Es hatte sich über die Hinrunde bereits angedeutet, dass dieser Wechsel kommen würde. Daher tragen wir es mit Fassung. Trotzdem ist es wirklich schade, denn Bernd Nehrig verkörperte vieles von dem, was wir am Millerntor gerne sehen. Inzwischen stimmen Einsatz und Einstellung aber bei jedem Spieler auf dem Platz. Und nun haben wir mit Marvin Knoll jemanden auf der Sechs, der zusätzlich zu seiner kompromisslosen defensiven Spielweise auch als Spielmacher aktiv ist und das fehlte Bernd Nehrig immer ein bisschen.

Welche Nachricht hatte für dich zwischen den Jahren die größere Tragweite? Die schwere Verletzung von Stürmer Henk Veerman oder die Rückkehr von Alex Meier?
Die Verletzung von Veerman. Definitiv. Er hat in der Hinrunde zwar enorme Schwächen im Defensivverhalten gezeigt – vor allem aufgrund fehlender Geschwindigkeit -, aber der Typ ist 2 Meter und tanzt die Gegenspieler auf`m Bierdeckel aus, sodass man sich unweigerlich fragt, wieso der eigentlich nicht in höheren Ligen unterwegs ist. Der wird also fehlen in der Rückrunde. Ich lasse mich aber gerne von der Tragweite des Alex Meier-Transfers persönlich überzeugen, in Form von Toren.
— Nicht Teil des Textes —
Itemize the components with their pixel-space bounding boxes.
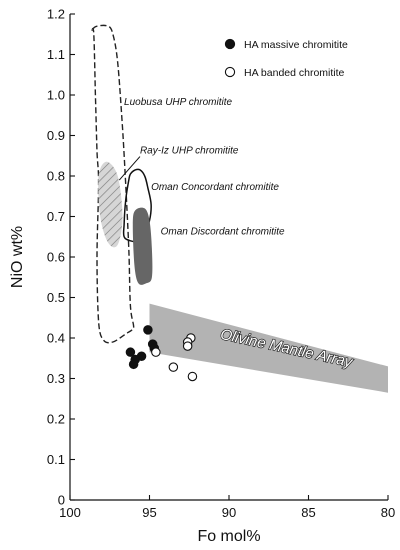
massive-chromitite-point bbox=[128, 359, 139, 370]
y-tick-label: 1.2 bbox=[47, 7, 65, 22]
y-tick-label: 0.3 bbox=[47, 371, 65, 386]
y-axis-title: NiO wt% bbox=[9, 226, 26, 288]
x-tick-label: 90 bbox=[222, 505, 236, 520]
banded-chromitite-point bbox=[151, 347, 161, 357]
y-tick-label: 0.7 bbox=[47, 209, 65, 224]
legend: HA massive chromitite HA banded chromitit… bbox=[224, 38, 348, 79]
y-tick-label: 0 bbox=[58, 493, 65, 508]
oman-discordant-chromitite-label: Oman Discordant chromitite bbox=[161, 227, 285, 238]
legend-label-massive: HA massive chromitite bbox=[244, 39, 348, 51]
y-tick-label: 0.4 bbox=[47, 331, 65, 346]
ray-iz-uhp-chromitite-leader-line bbox=[118, 156, 141, 181]
axes-layer: 100 95 90 85 80 0 0.1 0.2 0.3 0.4 0.5 0.6 0.7 0.8 0.9 1… bbox=[9, 7, 395, 546]
legend-marker-banded bbox=[224, 66, 236, 78]
y-tick-label: 0.5 bbox=[47, 290, 65, 305]
x-tick-label: 100 bbox=[59, 505, 81, 520]
legend-label-banded: HA banded chromitite bbox=[244, 67, 345, 79]
x-tick-label: 80 bbox=[381, 505, 395, 520]
x-tick-label: 85 bbox=[301, 505, 315, 520]
massive-chromitite-point bbox=[125, 347, 136, 357]
ray-iz-uhp-chromitite-field bbox=[98, 161, 123, 248]
y-tick-label: 0.1 bbox=[47, 452, 65, 467]
y-tick-label: 0.9 bbox=[47, 128, 65, 143]
legend-marker-massive bbox=[224, 38, 236, 50]
y-tick-label: 1.0 bbox=[47, 88, 65, 103]
banded-chromitite-point bbox=[168, 362, 179, 372]
x-tick-label: 95 bbox=[142, 505, 156, 520]
x-axis-title: Fo mol% bbox=[197, 528, 260, 545]
y-tick-label: 0.8 bbox=[47, 169, 65, 184]
massive-chromitite-point bbox=[143, 325, 153, 335]
y-tick-label: 0.6 bbox=[47, 250, 65, 265]
luobusa-uhp-chromitite-label: Luobusa UHP chromitite bbox=[124, 97, 232, 108]
oman-discordant-chromitite-field bbox=[132, 207, 153, 285]
banded-chromitite-point bbox=[187, 371, 198, 382]
banded-chromitite-point bbox=[182, 341, 193, 351]
luobusa-uhp-chromitite-field bbox=[91, 24, 135, 344]
y-tick-label: 1.1 bbox=[47, 47, 65, 62]
ray-iz-uhp-chromitite-label: Ray-Iz UHP chromitite bbox=[140, 146, 239, 157]
olivine-mantle-array-band bbox=[149, 303, 388, 393]
oman-concordant-chromitite-label: Oman Concordant chromitite bbox=[151, 182, 279, 193]
points-layer bbox=[125, 325, 198, 382]
y-tick-label: 0.2 bbox=[47, 412, 65, 427]
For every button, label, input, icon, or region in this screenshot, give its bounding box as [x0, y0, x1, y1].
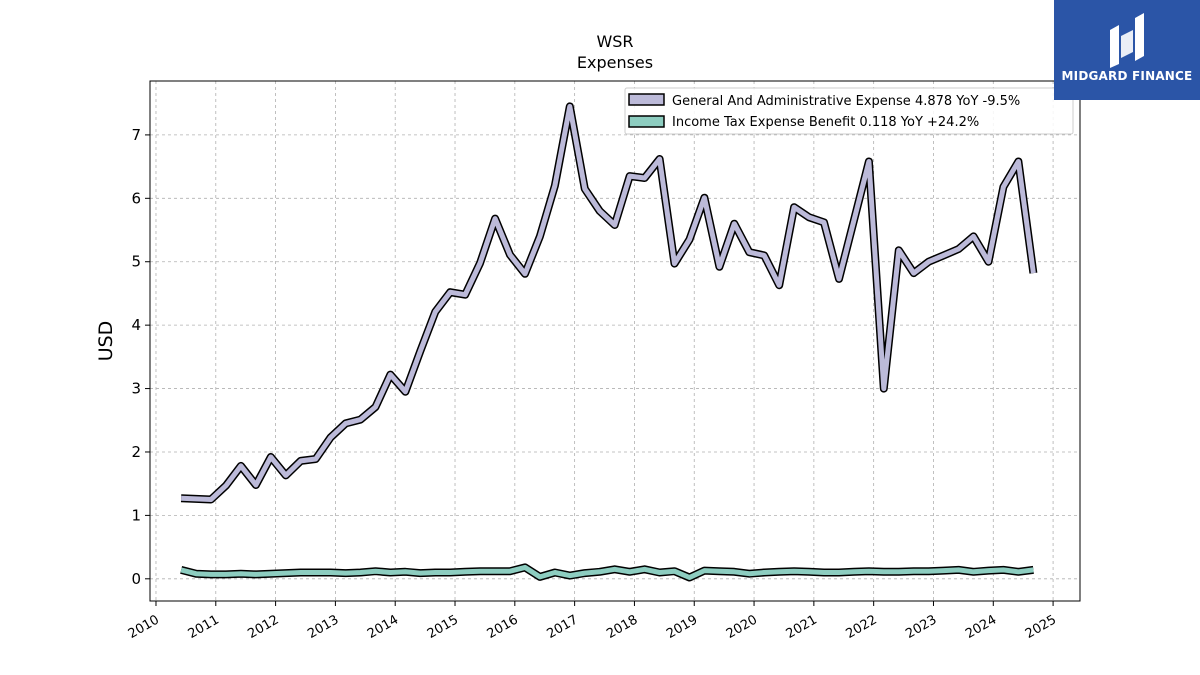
y-tick-label-6: 6 [131, 189, 141, 207]
x-tick-label-4: 2014 [365, 612, 401, 642]
series-line-0 [181, 103, 1036, 502]
y-tick-label-5: 5 [131, 253, 141, 271]
x-tick-label-9: 2019 [664, 612, 700, 642]
x-tick-label-10: 2020 [724, 612, 760, 642]
x-tick-label-8: 2018 [604, 612, 640, 642]
series-lines [180, 102, 1038, 582]
x-tick-label-11: 2021 [784, 612, 820, 642]
plot-frame [149, 80, 1081, 602]
legend-label-tax: Income Tax Expense Benefit 0.118 YoY +24… [672, 115, 979, 130]
x-tick-label-14: 2024 [963, 612, 999, 642]
chart-title: WSR [596, 32, 633, 51]
x-tick-label-13: 2023 [903, 612, 939, 642]
logo-text: MIDGARD FINANCE [1061, 69, 1193, 83]
x-tick-label-7: 2017 [544, 612, 580, 642]
logo-mark-icon [1110, 13, 1144, 68]
y-axis: 0 1 2 3 4 5 6 7 [131, 126, 150, 588]
y-tick-label-7: 7 [131, 126, 141, 144]
series-outline-0 [180, 102, 1038, 504]
legend-swatch-tax [628, 115, 665, 128]
y-tick-label-0: 0 [131, 570, 141, 588]
legend-box [624, 87, 1074, 135]
y-axis-label: USD [95, 321, 117, 362]
x-tick-label-5: 2015 [425, 612, 461, 642]
x-tick-label-3: 2013 [305, 612, 341, 642]
y-tick-label-1: 1 [131, 506, 141, 524]
y-tick-label-2: 2 [131, 443, 141, 461]
x-tick-label-15: 2025 [1023, 612, 1059, 642]
y-tick-label-3: 3 [131, 380, 141, 398]
y-tick-label-4: 4 [131, 316, 141, 334]
legend-label-ga: General And Administrative Expense 4.878… [672, 94, 1020, 109]
legend: General And Administrative Expense 4.878… [624, 87, 1074, 135]
x-tick-label-12: 2022 [844, 612, 880, 642]
chart-subtitle: Expenses [577, 53, 653, 72]
legend-swatch-ga [628, 93, 665, 106]
x-tick-label-1: 2011 [186, 612, 222, 642]
x-tick-label-6: 2016 [485, 612, 521, 642]
x-tick-label-2: 2012 [245, 612, 281, 642]
brand-logo: MIDGARD FINANCE [1054, 0, 1200, 100]
x-axis: 2010 2011 2012 2013 2014 2015 2016 2017 2018 2019… [126, 601, 1059, 642]
grid-lines [150, 81, 1080, 601]
series-line-1 [180, 564, 1034, 580]
x-tick-label-0: 2010 [126, 612, 162, 642]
Nun fällt auch noch Philipp Ziereis länger verletzt aus. Wird jetzt Marvin Knoll neben Christopher Avevor verteidigen?
Ich hoffe nicht, denn Marvin Knolls Stärken auf der Sechs sind für das Team aus meiner Sicht wichtiger. Mit Florian Carstens haben wir guten Ersatz auf dem Innenverteidigerposten. Ich hoffe auch ein wenig auf die triumphale Rückkehr von Marc Hornschuh, der 18 Monate verletzt war, aber nun die gesamte Vorbereitung mitgemacht hat. Nicht vergessen sollte man Jan-Phillip „Schnecke“ Kalla, der diese Position auch schon etliche Male gespielt hat. Gut möglich, dass diesen Winter auch noch etwas auf dem Transfermarkt passiert, da die Verträge von Ziereis und Avevor im Sommer auslaufen.
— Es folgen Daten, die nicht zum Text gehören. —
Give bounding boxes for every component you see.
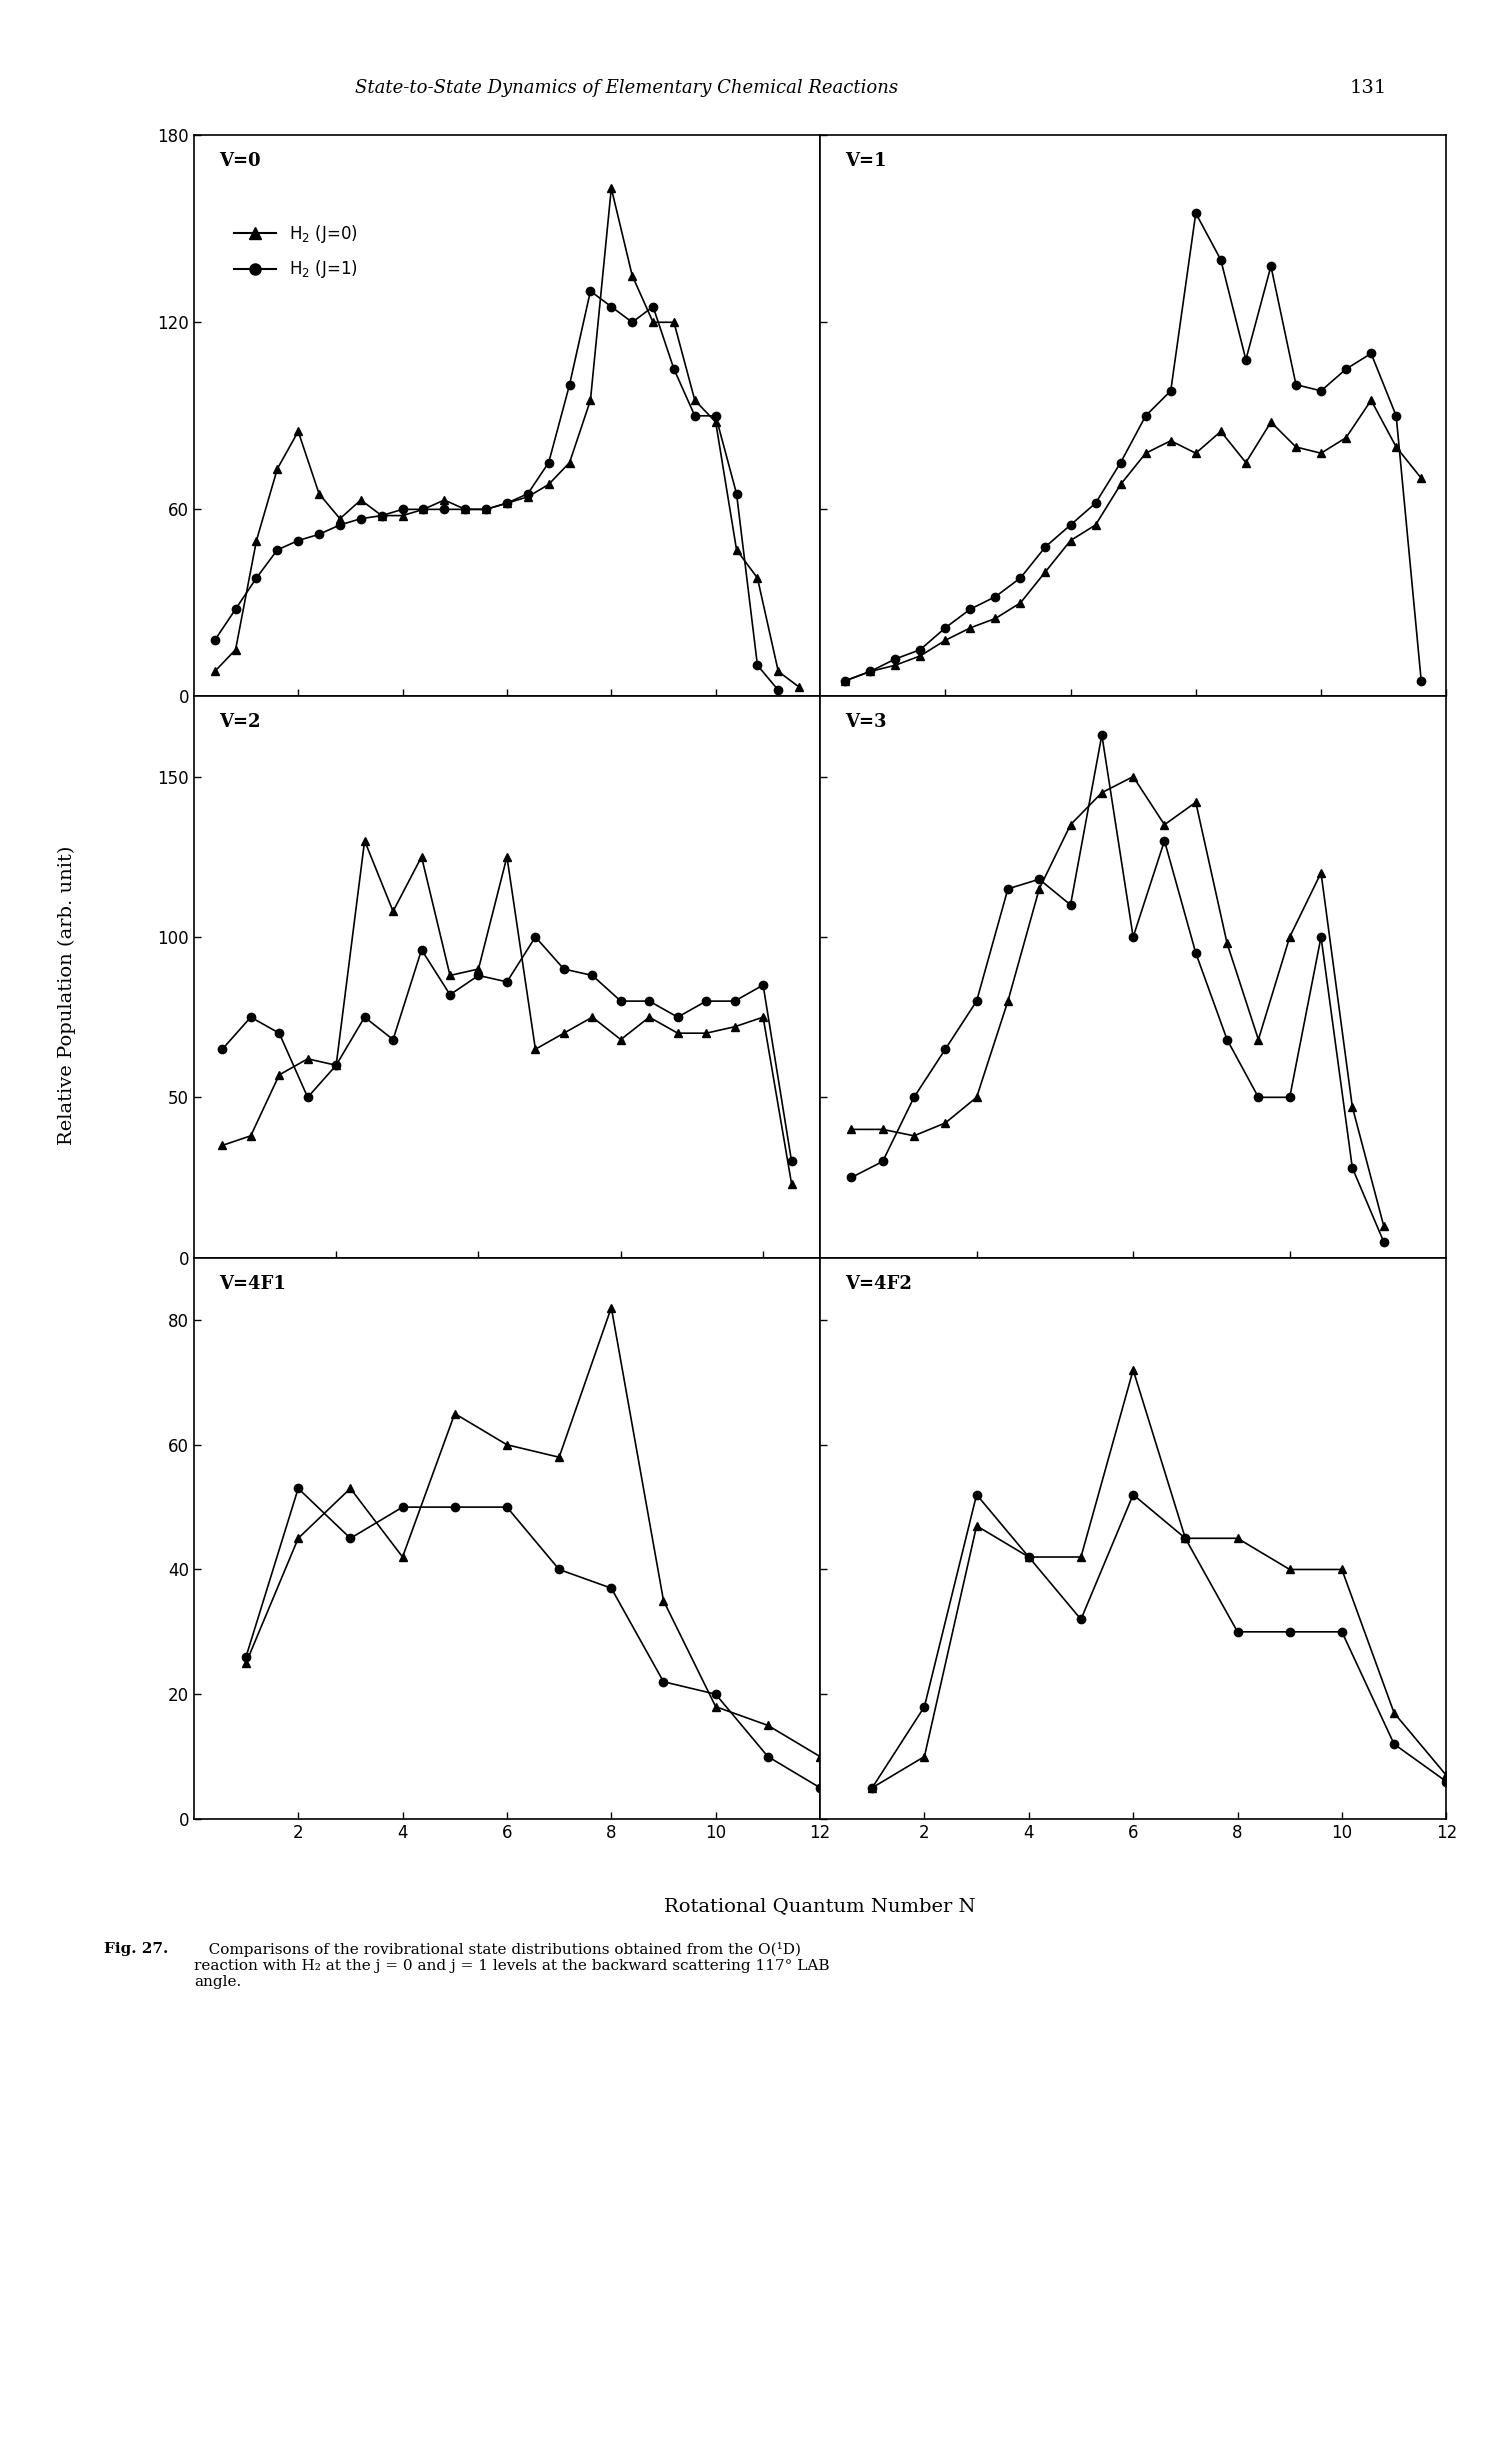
Text: 131: 131: [1349, 79, 1387, 96]
Text: Relative Population (arb. unit): Relative Population (arb. unit): [58, 846, 76, 1145]
Text: V=4F2: V=4F2: [845, 1276, 912, 1293]
Text: V=0: V=0: [219, 152, 261, 170]
Text: Comparisons of the rovibrational state distributions obtained from the O(¹D)
rea: Comparisons of the rovibrational state d…: [194, 1942, 829, 1989]
Legend: H$_2$ (J=0), H$_2$ (J=1): H$_2$ (J=0), H$_2$ (J=1): [227, 216, 364, 288]
Text: V=3: V=3: [845, 713, 887, 732]
Text: Fig. 27.: Fig. 27.: [104, 1942, 168, 1957]
Text: State-to-State Dynamics of Elementary Chemical Reactions: State-to-State Dynamics of Elementary Ch…: [355, 79, 898, 96]
Text: V=1: V=1: [845, 152, 887, 170]
Text: Rotational Quantum Number N: Rotational Quantum Number N: [665, 1898, 975, 1915]
Text: V=2: V=2: [219, 713, 261, 732]
Text: V=4F1: V=4F1: [219, 1276, 286, 1293]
Wie lautet eigentlich die Marschroute für den zweiten Saisonabschnitt?
Das Wichtigste ist erst einmal die Stadtmeisterschaft zu verteidigen. Wenn dann während der Vorbereitung auf das Spiel und bei den Feierlichkeiten danach noch ein paar Siege rausspringen, dann ist alles gut.
Mal ehrlich: Alles andere als der Aufstieg von Köln und dem hsv käme einem Wunder gleich. Um Platz drei werden sich einige Teams bewerben. Wir natürlich auch, aber ich sehe Kiel und Union da etwas besser aufgestellt. Nach dem Spiel bei Euch kommt erst Union ans Millerntor und dann sind wir in Köln zu Gast. Danach können gegebenenfalls Wünsche formuliert und die Marschroute geändert werden.
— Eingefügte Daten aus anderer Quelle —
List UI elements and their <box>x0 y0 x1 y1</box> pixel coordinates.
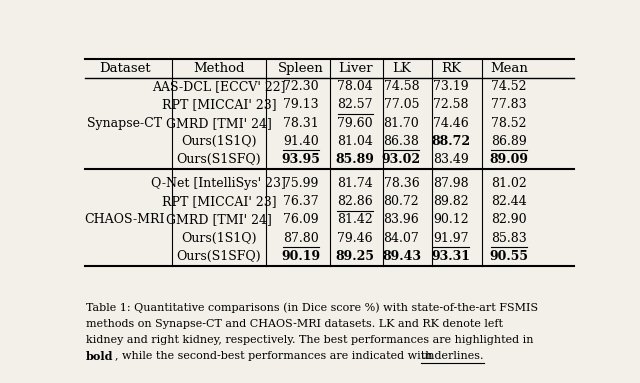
Text: GMRD [TMI' 24]: GMRD [TMI' 24] <box>166 213 272 226</box>
Text: 77.05: 77.05 <box>383 98 419 111</box>
Text: 76.37: 76.37 <box>283 195 319 208</box>
Text: 87.80: 87.80 <box>283 232 319 245</box>
Text: Ours(S1SFQ): Ours(S1SFQ) <box>177 250 261 263</box>
Text: Ours(1S1Q): Ours(1S1Q) <box>181 232 257 245</box>
Text: 78.31: 78.31 <box>283 117 319 130</box>
Text: LK: LK <box>392 62 411 75</box>
Text: CHAOS-MRI: CHAOS-MRI <box>84 213 165 226</box>
Text: 79.13: 79.13 <box>283 98 319 111</box>
Text: methods on Synapse-CT and CHAOS-MRI datasets. LK and RK denote left: methods on Synapse-CT and CHAOS-MRI data… <box>86 319 503 329</box>
Text: 86.89: 86.89 <box>491 135 527 148</box>
Text: Method: Method <box>193 62 244 75</box>
Text: 89.09: 89.09 <box>490 153 529 166</box>
Text: 81.42: 81.42 <box>337 213 373 226</box>
Text: Table 1: Quantitative comparisons (in Dice score %) with state-of-the-art FSMIS: Table 1: Quantitative comparisons (in Di… <box>86 303 538 313</box>
Text: 84.07: 84.07 <box>383 232 419 245</box>
Text: 85.89: 85.89 <box>336 153 374 166</box>
Text: 83.96: 83.96 <box>383 213 419 226</box>
Text: 86.38: 86.38 <box>383 135 419 148</box>
Text: 82.90: 82.90 <box>492 213 527 226</box>
Text: , while the second-best performances are indicated with: , while the second-best performances are… <box>115 351 436 361</box>
Text: 90.19: 90.19 <box>281 250 320 263</box>
Text: Q-Net [IntelliSys' 23]: Q-Net [IntelliSys' 23] <box>152 177 286 190</box>
Text: 79.46: 79.46 <box>337 232 373 245</box>
Text: 89.82: 89.82 <box>433 195 469 208</box>
Text: 91.97: 91.97 <box>433 232 468 245</box>
Text: Ours(1S1Q): Ours(1S1Q) <box>181 135 257 148</box>
Text: 82.57: 82.57 <box>337 98 373 111</box>
Text: 78.36: 78.36 <box>383 177 419 190</box>
Text: 81.04: 81.04 <box>337 135 373 148</box>
Text: 89.43: 89.43 <box>382 250 421 263</box>
Text: 74.52: 74.52 <box>492 80 527 93</box>
Text: 80.72: 80.72 <box>383 195 419 208</box>
Text: 93.31: 93.31 <box>431 250 470 263</box>
Text: bold: bold <box>86 351 113 362</box>
Text: 83.49: 83.49 <box>433 153 469 166</box>
Text: RK: RK <box>441 62 461 75</box>
Text: Mean: Mean <box>490 62 528 75</box>
Text: Synapse-CT: Synapse-CT <box>87 117 162 130</box>
Text: Dataset: Dataset <box>99 62 150 75</box>
Text: 72.58: 72.58 <box>433 98 468 111</box>
Text: 74.46: 74.46 <box>433 117 469 130</box>
Text: 88.72: 88.72 <box>431 135 470 148</box>
Text: 73.19: 73.19 <box>433 80 469 93</box>
Text: underlines.: underlines. <box>420 351 484 361</box>
Text: 74.58: 74.58 <box>383 80 419 93</box>
Text: 81.70: 81.70 <box>383 117 419 130</box>
Text: Spleen: Spleen <box>278 62 324 75</box>
Text: 76.09: 76.09 <box>283 213 319 226</box>
Text: 75.99: 75.99 <box>283 177 319 190</box>
Text: 82.44: 82.44 <box>491 195 527 208</box>
Text: 87.98: 87.98 <box>433 177 469 190</box>
Text: 91.40: 91.40 <box>283 135 319 148</box>
Text: 89.25: 89.25 <box>336 250 375 263</box>
Text: 90.55: 90.55 <box>490 250 529 263</box>
Text: AAS-DCL [ECCV' 22]: AAS-DCL [ECCV' 22] <box>152 80 285 93</box>
Text: 82.86: 82.86 <box>337 195 373 208</box>
Text: 90.12: 90.12 <box>433 213 469 226</box>
Text: 81.74: 81.74 <box>337 177 373 190</box>
Text: RPT [MICCAI' 23]: RPT [MICCAI' 23] <box>161 98 276 111</box>
Text: 93.02: 93.02 <box>382 153 421 166</box>
Text: 78.52: 78.52 <box>492 117 527 130</box>
Text: 78.04: 78.04 <box>337 80 373 93</box>
Text: GMRD [TMI' 24]: GMRD [TMI' 24] <box>166 117 272 130</box>
Text: 85.83: 85.83 <box>491 232 527 245</box>
Text: 77.83: 77.83 <box>492 98 527 111</box>
Text: 93.95: 93.95 <box>282 153 320 166</box>
Text: Ours(S1SFQ): Ours(S1SFQ) <box>177 153 261 166</box>
Text: RPT [MICCAI' 23]: RPT [MICCAI' 23] <box>161 195 276 208</box>
Text: 72.30: 72.30 <box>283 80 319 93</box>
Text: 79.60: 79.60 <box>337 117 373 130</box>
Text: kidney and right kidney, respectively. The best performances are highlighted in: kidney and right kidney, respectively. T… <box>86 335 534 345</box>
Text: 81.02: 81.02 <box>491 177 527 190</box>
Text: Liver: Liver <box>338 62 372 75</box>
Wie schickt Markus Kauczinski für gewöhnlich seine Jungs auswärts ins Rennen und welchen Spieler gilt es in Deinem Team besonders zu beachten?
Auswärts schauen wir uns immer ganz gerne erst einmal an, was das gegnerische Team so zu bieten hat. Den daraus resultierenden Umschaltfußball beherrschen wir ziemlich gut, da wir auch die entsprechenden Spieler dafür haben. Es gibt viele Spieler, die es zu beachten gilt. Wir kommen da als Kollektiv, das macht uns auch so stark. Mats Möller Daehli sollte man aber allein deswegen beachten, weil er so viel Schönes macht.

Besten Dank, Tim.


Auf die Ohren

In der Winterpause waren wir mit unserem „Hoch & Weit“-Podcast zweimal auf Sendung. Einmal thematisierten wir ausführlich den überraschenden Abgang von Kapitän Aytac Sulu und sprachen über die letzten sportlichen Eindrücke des vergangenen Jahres (KLICK). Zuletzt blickten wir ein wenig voraus auf das Duell gegen St. Pauli und sprachen über noch offene Baustellen (KLICK).
Daneben haben wir – tadaaa – seit kurzem mit Tim (nicht zu verwechseln mit meinem Interviewpartner von eben) einen weiteren Mitstreiter gewonnen. Unter „Hoch & Extraweit“ wird er künftig Themen abseits des aktuellen sportlichen Geschehens aufgreifen, der Lilienfokus soll dabei aber immer gegeben sein. In seiner Premierenfolge besuchte er das Fanprojekt der 98er und beleuchtete deren Arbeit: KLICK


Jung & …

Sämtliche Jugendteams befinden sich noch in der Vorbereitung auf die Rückrunde. Die U19 musste in der Hessenliga bereits den Kontakt zur Tabellenspitze etwas abreißen lassen. Die U17 führt die Konkurrenz in ihrer Hessenliga sourvän an und die U15 mischt in der höchstmöglichen Spielklasse, der Regionalliga Süd, ordentlich mit und belegt einen Platz im Tabellenmittelfeld.

… verliehen

Jamie Maclaren spielte in den letzten Wochen mit der australischen Nationalmannschaft beim Asien-Cup und zählte dabei stets zur Stammelf seiner Auswahl. Gegen Palästina gelang ihm sogar ein Treffer, ansonsten wurde er regelmäßig ausgewechselt. Im Viertelfinale war für den Titelverteidiger dann Endstation. Vor dem Turnier gab es schlechte Schlagzeilen für den Angreifer. Neil Lennon, sein Trainer bei den Hibs aus Edinburgh, zählte ihn öffentlich an und verlangte mehr Zählbares von seinem Angreifer. Andernfalls stehe es schlecht um dessen Zukunft bei den Grün-Weißen. Bei nur einem Tor im bisherigen Saisonverlauf verständlich, wenngleich der Weg über die Medien in der Deutlichkeit überrascht.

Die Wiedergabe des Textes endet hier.